Of course, we're not about to reveal the depths to which Banshees sinks. Suffice it to say, it turns the screw repeatedly as Padraic and Colm's conflict intensifies, with bad decisions made on both sides that have drastic consequences.
4. It has a wonderful sense of time and place
McDonagh works with cinematographer Ben Davis and composer Carter Burwell to paint an elegiac picture. Banshees is set in 1923 with the Irish Civil War raging on the mainland. This becomes something of a metaphor for the conflict raging inside Padraic as he vows to get to the bottom of Colm's actions, but it also reinforces a sense of distance from reality.

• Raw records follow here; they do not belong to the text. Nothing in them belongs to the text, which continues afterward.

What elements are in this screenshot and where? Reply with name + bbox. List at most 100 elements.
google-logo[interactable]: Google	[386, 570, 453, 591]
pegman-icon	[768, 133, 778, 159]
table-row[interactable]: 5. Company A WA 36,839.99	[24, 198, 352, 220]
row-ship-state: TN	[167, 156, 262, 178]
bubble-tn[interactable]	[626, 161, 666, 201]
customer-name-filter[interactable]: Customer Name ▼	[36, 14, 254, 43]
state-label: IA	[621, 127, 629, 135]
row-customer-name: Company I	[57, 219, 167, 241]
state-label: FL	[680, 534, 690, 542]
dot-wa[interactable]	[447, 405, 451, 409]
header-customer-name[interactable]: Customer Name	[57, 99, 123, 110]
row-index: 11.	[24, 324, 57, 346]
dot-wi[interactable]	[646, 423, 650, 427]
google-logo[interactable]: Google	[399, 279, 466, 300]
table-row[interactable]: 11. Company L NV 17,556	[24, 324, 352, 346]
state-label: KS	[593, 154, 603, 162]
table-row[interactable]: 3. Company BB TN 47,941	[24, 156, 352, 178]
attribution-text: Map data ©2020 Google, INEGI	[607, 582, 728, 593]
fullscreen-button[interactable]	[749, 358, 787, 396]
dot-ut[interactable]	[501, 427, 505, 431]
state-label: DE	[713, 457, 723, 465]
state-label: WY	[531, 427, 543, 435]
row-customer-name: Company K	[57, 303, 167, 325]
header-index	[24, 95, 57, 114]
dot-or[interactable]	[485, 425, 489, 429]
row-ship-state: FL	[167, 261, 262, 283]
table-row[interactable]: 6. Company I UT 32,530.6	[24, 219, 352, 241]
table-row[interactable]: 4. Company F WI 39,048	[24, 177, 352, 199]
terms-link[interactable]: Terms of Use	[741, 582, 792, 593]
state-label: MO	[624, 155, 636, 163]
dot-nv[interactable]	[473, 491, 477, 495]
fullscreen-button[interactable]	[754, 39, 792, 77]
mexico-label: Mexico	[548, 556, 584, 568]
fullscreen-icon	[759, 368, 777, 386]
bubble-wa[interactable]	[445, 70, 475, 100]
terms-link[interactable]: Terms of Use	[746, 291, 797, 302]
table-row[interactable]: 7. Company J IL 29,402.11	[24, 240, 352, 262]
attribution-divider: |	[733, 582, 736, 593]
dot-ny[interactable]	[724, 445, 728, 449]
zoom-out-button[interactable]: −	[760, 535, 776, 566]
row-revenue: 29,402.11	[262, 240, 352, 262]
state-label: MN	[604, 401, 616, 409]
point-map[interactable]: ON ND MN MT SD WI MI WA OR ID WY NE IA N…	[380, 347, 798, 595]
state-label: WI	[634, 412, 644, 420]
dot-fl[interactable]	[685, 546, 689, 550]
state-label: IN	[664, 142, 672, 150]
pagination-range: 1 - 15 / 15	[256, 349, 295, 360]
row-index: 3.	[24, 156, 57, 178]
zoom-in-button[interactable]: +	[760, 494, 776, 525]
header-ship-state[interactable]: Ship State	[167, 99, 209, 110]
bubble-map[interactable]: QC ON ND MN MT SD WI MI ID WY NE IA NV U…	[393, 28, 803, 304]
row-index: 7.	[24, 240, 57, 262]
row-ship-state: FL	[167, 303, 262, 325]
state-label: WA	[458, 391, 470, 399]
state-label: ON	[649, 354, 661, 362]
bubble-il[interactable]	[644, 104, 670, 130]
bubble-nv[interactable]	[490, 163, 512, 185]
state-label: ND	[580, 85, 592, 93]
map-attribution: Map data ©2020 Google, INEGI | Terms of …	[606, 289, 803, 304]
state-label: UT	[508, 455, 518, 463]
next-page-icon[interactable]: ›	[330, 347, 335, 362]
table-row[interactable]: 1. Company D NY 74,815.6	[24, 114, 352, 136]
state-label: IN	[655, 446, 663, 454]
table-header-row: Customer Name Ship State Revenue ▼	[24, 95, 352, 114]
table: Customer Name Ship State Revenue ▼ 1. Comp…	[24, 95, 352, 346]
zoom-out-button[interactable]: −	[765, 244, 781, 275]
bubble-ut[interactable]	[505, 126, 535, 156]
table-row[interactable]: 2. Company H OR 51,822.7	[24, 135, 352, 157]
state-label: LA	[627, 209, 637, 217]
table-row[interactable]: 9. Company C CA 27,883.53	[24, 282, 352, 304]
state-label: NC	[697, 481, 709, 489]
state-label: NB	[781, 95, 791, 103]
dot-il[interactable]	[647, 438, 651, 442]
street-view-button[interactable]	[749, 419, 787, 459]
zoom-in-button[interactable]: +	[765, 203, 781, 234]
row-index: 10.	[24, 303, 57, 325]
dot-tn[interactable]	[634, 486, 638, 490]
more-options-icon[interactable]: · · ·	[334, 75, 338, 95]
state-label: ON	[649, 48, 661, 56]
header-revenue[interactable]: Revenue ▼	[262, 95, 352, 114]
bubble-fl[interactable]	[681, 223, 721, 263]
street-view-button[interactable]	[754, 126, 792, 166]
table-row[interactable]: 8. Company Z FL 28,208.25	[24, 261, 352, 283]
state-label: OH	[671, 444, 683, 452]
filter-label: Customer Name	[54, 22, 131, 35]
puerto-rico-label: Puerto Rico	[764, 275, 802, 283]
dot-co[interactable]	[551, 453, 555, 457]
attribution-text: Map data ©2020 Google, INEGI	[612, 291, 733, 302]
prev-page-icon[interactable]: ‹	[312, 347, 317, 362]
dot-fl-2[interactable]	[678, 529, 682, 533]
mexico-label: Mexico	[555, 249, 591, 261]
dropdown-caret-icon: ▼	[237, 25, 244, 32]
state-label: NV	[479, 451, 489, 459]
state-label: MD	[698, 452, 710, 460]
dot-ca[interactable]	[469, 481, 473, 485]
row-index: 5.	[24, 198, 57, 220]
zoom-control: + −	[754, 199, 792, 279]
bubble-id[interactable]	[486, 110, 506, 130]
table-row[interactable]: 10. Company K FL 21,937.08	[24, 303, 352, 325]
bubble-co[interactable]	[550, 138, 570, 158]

Everyone on Inisherin is defined by the parameters of the island itself. Everyone appears comfortable with the limitations of their own understanding, particularly Padraic and Dominic. However, Colm wants to see out his days composing music, something beautiful that will last in the memory for generations. And Padraic's sharp sister Siobhan (the fantastic Kerry Condon) is leagues ahead of everyone, poised to realise her bookish ambitions by escaping from the parochial, curtain-twitching and superstitious Inisherin altogether.
Davis' mist-strewn cinematography does a beautiful job of framing the setting sun behind the stolid iconography of Inisherin itself (a stone crucifix here, a church there). Burwell's score, meanwhile, utilises a minimalistic motif that is repeated throughout until it attains full, melancholic expression during the emotionally devastating endgame. It's a movie that is both pegged to its period and also timeless at the same time.
5. It will send your emotions on a rollercoaster
Both In Bruges and Three Billboards catapulted viewers between sympathy, shock and hilarity, often in the space of one scene. Banshees achieves the same trick, all the while emerging as a fluid and consistent viewing experience.
McDonagh's sense of editorial balance champions both Padraic and Colm's points of view. The former is entitled to an answer; the latter is entitled to be left alone if that's what he wants. How they go about their respective missions is what sends everything into a freefall.
Getting to that stage is all but guaranteed to be as startling and unpredictable as it is profoundly human.